La pastora Amanda ha estado predicando en la región del Catatumbo, en el noreste de Colombia, durante más de 20 años. Pero ahora está afligida por la situación de los creyentes y el resto de los habitantes de la zona, por como las bandas criminales están reaccionando ante las personas que se han infectado con el coronavirus.

De hecho, un niño de 13 años que había dado positivo en la prueba del Coronavirus, encontró un panfleto en la puerta de su casa que contenía una amenaza de muerte contra él y su familia. Finalmente fueron expulsados de su hogar junto con toda su familia.

Cómo iglesia, ¿Tenemos alguna respuesta ante situaciones como estas? ¿Qué recursos tenemos disponibles para ofrecer ante tal necesidad? La iglesia de Colombia en estos lugares, de la misma manera que la pastora Amanda, conocen muy bien la respuesta. Saben que tienen una responsabilidad ante tal situación de dolor y necesidad de los que le rodean. Ellos conocen el poder de la oración intercesora que sabe y espera por la respuesta de nuestro buen Dios, no para satisfacer cuestiones personales, sino para que la mano de Dios pueda moverse a favor de aquellos por los que son conmovidos los corazones de los hijos de Dios.

El relato usado por Jesús en el capítulo 11 del evangelio de Lucas nos ilustra acerca de la necesidad de la oración. Siempre centramos nuestra atención en la parte donde se explica el motivo por el que, el amigo que es importunado por la visita del otro acaba accediendo a su petición. Sin quitar nada de esta verdad, no son tantas las veces en las que enfocamos la causa por la que el primero decide ir a la casa ajena para realizar su petición: “Amigo, préstame tres panes, porque un amigo mío ha venido a mí de viaje, y no tengo qué ponerle delante”. Lo interesante de esto es que es la necesidad de atender al recién llegado la que le impulsa a realizar esa acción, lo que le mueve a realizar una petición arriesgada. Es la necesidad ajena y la responsabilidad de atenderla la que le lleva a actuar con fe.

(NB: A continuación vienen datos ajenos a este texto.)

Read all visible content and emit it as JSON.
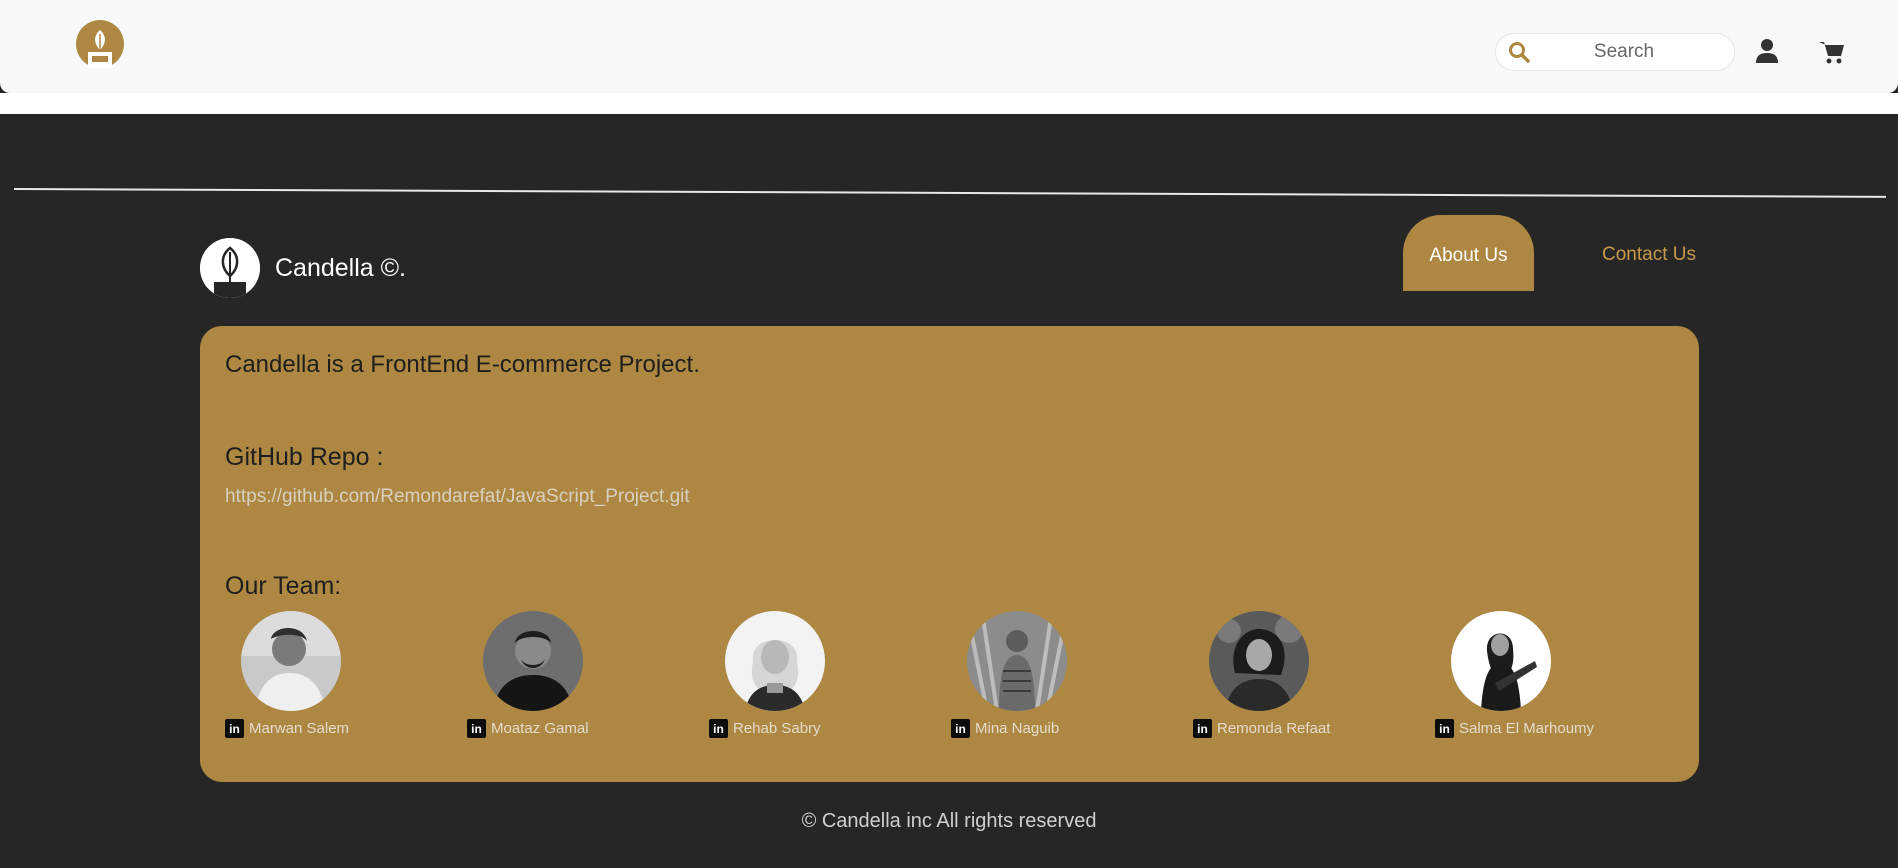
{
  "header": {
    "search_placeholder": "Search",
    "icons": {
      "logo": "candle-leaf-logo",
      "search": "search-icon",
      "user": "user-icon",
      "cart": "cart-icon"
    }
  },
  "brand": {
    "name": "Candella ©."
  },
  "tabs": {
    "about": "About Us",
    "contact": "Contact Us"
  },
  "about": {
    "intro": "Candella is a FrontEnd E-commerce Project.",
    "repo_title": "GitHub Repo :",
    "repo_link": "https://github.com/Remondarefat/JavaScript_Project.git",
    "team_title": "Our Team:",
    "members": [
      {
        "name": "Marwan Salem"
      },
      {
        "name": "Moataz Gamal"
      },
      {
        "name": "Rehab Sabry"
      },
      {
        "name": "Mina Naguib"
      },
      {
        "name": "Remonda Refaat"
      },
      {
        "name": "Salma El Marhoumy"
      }
    ],
    "linkedin_glyph": "in"
  },
  "footer": {
    "copyright": "© Candella inc All rights reserved"
  },
  "colors": {
    "accent": "#ae8842",
    "dark_bg": "#262626",
    "topbar_bg": "#f7f8fa",
    "link_gold": "#c79a4a"
  }
}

Si bien la persona a la que realiza su ruego es importante para él, no lo es menos aquel a quien recibe en casa y a quien desea atender de manera digna.

Cada día, al igual que la pastora Amanda, tenemos la oportunidad de conocer las necesidades ajenas, las necesidades de aquellos que al igual que nosotros, son amados por Dios. Es por aquellos que están en apretura y llegan a nuestra casa necesitados de lo que de parte de Dios podamos entregarles, sobre los cuales Dios está esperando que le pidamos. A Él no le importa la hora en que lo hagamos o de la insistencia que usemos, el desea satisfacerles por medio de nuestra oración, de nuestra expectativa en la respuesta que recibiremos.

Que definitivamente nos mueva el amor, la compasión de Dios para aquellos que llegan tarde a nosotros, y a los cuales no tenemos nada que ofrecer, sino esos tres panes que una vez recibidos, saciarán la necesidad.